A. serum antibody testing to detect fungus
B. microscopic examination to detect hyphae
C. microscopic examination to detect tiny worms
D. culture on blood agar to detect hemolytic colonies
3. What needs to be done to prepare the sample for evaluation?
A. gram stain the collected cells
B. apply 10% KOH to the skin scraping
C. grow the collected cells on blood agar
D. illuminate the lesion with a Wood’s Lamp
4. If the lesion tested positive for ________, a diagnosis of ________ would be confirmed.

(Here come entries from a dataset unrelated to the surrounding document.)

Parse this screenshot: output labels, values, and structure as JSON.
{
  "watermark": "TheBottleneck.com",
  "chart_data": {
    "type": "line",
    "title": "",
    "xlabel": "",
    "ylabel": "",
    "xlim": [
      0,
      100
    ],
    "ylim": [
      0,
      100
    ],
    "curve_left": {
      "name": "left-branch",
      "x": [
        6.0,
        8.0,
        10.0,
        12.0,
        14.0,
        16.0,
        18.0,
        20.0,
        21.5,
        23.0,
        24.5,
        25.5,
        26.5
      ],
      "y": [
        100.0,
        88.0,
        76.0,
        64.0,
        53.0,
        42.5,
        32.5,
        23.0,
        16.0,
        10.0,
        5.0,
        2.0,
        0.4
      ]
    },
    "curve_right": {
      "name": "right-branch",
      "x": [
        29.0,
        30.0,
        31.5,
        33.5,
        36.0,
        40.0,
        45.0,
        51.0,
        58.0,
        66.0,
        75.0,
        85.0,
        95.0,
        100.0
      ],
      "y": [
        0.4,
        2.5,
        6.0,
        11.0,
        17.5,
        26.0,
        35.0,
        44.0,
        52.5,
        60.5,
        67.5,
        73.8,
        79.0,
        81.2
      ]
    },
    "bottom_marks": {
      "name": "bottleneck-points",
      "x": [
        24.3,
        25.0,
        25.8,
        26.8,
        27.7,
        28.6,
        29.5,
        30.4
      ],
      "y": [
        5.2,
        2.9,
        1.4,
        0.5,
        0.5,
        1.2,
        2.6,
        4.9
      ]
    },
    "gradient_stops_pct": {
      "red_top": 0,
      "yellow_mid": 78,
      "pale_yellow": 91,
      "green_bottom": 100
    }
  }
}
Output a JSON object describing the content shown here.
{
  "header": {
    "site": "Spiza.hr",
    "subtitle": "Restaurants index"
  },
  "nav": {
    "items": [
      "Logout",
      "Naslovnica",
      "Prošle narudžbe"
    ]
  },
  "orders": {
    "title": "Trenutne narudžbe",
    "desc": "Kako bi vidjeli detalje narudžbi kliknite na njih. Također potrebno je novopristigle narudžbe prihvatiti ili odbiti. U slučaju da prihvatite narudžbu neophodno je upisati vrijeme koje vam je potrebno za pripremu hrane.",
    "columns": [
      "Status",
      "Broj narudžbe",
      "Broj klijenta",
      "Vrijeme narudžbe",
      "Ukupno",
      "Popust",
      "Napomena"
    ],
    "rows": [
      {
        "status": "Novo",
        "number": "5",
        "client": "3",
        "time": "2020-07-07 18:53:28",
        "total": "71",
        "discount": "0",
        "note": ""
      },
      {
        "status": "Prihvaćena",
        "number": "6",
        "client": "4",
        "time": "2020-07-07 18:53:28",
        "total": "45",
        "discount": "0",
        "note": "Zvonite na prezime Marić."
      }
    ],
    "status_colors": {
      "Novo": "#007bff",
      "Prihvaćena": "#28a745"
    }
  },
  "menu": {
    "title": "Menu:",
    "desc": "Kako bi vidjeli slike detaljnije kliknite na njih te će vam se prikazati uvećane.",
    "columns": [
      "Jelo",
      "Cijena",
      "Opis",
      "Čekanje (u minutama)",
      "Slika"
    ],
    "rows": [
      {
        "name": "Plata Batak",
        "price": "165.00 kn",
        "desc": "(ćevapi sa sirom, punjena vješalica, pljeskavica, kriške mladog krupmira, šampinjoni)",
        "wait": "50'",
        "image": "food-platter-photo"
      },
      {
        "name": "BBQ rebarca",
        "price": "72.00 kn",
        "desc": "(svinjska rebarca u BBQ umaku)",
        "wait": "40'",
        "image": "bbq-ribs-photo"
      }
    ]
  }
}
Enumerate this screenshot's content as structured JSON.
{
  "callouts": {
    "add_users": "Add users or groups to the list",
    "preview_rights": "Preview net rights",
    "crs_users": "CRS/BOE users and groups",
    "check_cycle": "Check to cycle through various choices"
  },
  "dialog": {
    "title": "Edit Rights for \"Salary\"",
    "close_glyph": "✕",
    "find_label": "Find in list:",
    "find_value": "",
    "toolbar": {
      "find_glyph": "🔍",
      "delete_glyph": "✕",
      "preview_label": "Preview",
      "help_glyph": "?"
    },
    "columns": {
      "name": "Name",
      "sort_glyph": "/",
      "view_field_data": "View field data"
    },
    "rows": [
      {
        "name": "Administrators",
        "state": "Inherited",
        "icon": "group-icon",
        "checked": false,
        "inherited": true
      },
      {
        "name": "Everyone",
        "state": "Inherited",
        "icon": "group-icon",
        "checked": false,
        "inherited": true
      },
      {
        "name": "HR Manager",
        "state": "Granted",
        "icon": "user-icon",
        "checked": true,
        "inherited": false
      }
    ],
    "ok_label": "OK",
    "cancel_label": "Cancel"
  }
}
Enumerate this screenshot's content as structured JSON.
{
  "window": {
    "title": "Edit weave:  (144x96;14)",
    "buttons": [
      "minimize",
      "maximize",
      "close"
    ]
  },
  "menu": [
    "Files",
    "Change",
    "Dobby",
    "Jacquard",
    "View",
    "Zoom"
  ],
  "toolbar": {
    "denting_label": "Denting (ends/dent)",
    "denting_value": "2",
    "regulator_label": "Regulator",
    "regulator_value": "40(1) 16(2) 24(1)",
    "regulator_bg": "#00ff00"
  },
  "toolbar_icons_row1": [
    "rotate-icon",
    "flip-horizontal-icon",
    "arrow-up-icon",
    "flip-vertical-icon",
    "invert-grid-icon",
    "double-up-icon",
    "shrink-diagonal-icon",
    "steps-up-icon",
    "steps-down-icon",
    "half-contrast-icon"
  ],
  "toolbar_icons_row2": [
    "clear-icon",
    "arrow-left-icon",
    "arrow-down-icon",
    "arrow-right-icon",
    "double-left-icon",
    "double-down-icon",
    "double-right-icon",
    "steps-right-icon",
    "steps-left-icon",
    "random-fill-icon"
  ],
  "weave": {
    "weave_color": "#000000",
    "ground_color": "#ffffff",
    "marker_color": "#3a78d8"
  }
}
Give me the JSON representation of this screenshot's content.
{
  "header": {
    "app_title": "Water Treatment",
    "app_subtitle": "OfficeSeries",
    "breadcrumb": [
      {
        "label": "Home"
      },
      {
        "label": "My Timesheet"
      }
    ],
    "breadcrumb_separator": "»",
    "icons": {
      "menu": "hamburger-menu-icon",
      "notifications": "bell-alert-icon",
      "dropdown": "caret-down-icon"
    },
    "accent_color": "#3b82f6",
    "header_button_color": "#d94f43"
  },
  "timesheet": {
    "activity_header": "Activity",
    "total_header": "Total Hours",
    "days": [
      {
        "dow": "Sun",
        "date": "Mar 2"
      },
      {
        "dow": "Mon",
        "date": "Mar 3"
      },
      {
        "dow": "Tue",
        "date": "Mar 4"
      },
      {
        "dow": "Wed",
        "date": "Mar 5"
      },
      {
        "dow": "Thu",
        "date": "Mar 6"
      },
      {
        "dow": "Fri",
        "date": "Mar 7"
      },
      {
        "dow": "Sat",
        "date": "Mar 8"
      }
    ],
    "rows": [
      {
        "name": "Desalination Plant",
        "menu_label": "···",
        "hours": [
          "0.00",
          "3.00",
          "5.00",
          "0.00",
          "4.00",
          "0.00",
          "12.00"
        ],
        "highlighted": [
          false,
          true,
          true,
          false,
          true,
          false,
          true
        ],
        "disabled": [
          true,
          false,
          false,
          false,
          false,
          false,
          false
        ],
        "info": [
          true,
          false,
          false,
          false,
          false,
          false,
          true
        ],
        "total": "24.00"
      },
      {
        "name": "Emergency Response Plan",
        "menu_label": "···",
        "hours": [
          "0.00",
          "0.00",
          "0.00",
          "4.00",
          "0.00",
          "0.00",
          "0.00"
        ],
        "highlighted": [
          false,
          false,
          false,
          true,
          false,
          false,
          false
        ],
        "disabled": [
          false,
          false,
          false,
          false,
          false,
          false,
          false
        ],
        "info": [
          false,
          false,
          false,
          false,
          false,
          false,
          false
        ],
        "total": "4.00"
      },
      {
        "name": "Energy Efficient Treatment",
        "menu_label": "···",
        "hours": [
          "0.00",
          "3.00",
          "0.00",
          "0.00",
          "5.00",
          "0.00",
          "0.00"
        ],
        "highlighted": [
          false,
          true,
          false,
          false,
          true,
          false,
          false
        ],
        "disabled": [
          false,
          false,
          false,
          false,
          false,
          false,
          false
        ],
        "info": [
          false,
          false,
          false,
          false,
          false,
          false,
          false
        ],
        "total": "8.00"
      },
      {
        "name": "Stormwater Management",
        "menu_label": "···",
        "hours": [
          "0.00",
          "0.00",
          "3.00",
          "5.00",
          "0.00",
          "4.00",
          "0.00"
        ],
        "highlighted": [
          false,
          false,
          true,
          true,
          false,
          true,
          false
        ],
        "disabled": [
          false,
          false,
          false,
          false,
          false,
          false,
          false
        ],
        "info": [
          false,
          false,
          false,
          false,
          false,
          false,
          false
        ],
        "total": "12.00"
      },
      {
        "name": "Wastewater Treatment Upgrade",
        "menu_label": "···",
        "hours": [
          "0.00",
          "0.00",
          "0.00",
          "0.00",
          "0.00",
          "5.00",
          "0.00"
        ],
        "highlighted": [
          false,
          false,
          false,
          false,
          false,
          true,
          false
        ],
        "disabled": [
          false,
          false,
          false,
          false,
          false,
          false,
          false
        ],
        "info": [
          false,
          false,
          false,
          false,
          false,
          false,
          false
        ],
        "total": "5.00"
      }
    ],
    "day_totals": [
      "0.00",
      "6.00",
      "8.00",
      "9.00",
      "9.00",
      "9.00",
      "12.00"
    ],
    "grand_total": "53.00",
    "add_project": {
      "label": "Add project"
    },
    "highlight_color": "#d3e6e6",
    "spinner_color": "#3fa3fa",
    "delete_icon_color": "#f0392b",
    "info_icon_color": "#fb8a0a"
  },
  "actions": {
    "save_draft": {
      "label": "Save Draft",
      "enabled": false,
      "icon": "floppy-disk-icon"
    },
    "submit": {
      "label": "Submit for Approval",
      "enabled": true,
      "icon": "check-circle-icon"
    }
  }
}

A. Borrelia burgdorferi; scabies
B Epidermophyton; tinea corporis
C. Enterobius vermicularis; impetigo
D. Staphylococcus aureus; Lyme disease
5. Which one of the following drugs would be most indicated for her condition?
A. acyclovir
B. penicillin
C. tetracycline
D. turbinafine
6. Which one of the following botanical medicines would most effectively treat her condition?
A. oral Passiflora incarnata
B. oral Selenicereus grandiflora
C. topical Podophylum peltatum
D. topical Melaleuca alternifolia
OR A DIFFERENT FORMAT FOR THIS TYPE OF QUESTION WOULD BE:
7. You consider topical treatment with Melaleuca alternifolia, and decide that:
A. it would be safe for her and is indicated for her condition.
B. it would be safe for her, but it is not indicated for her condition.
C. it would not be safe for her due to her age, although it is indicated for her condition.
D. it would be neither safe for her, nor is it indicated for a patient who has this condition.
8. You determine that the child is very aggravated by the itching. The lesions itch and burn
intensely when she is in her bed at night and after she bathes in hot water. She prefers to be
barefoot and sticks one foot out of the covers at night. Which one of the following
homeopathic preparations best addresses her presentation?
A. sulphur
B. chamomilla
C. calcarea carbonica
D. pulsatilla pratensis
Answers:
1. C 2. B 3. B 4. B 5. D 6. D 7. A 8. A
Turbinafine (TER bin a feen)
Use: Antifungal for the treatment of tinea pedis (athlete's foot), tinea cruris (jock itch), and tinea corporis (ringworm) [OTC/prescription formulations]; tinea versicolor [prescription formulations]Action: Synthetic allylamine derivative which inhibits squalene epoxidase, a key enzyme in sterol biosynthesis in fungi. This results in a deficiency in ergosterol within the fungal cell wall and results in fungal cell death.
C/I: Hypersensitivity to drug
Interactions: none known
Patient Education: Cream, gel, or spray for topical use only. Wash and dry area thoroughly before applying. Avoid contact with eyes, nose, or mouth. Do not use occlusive dressings. Report irritation or development of rash to healthcare provider.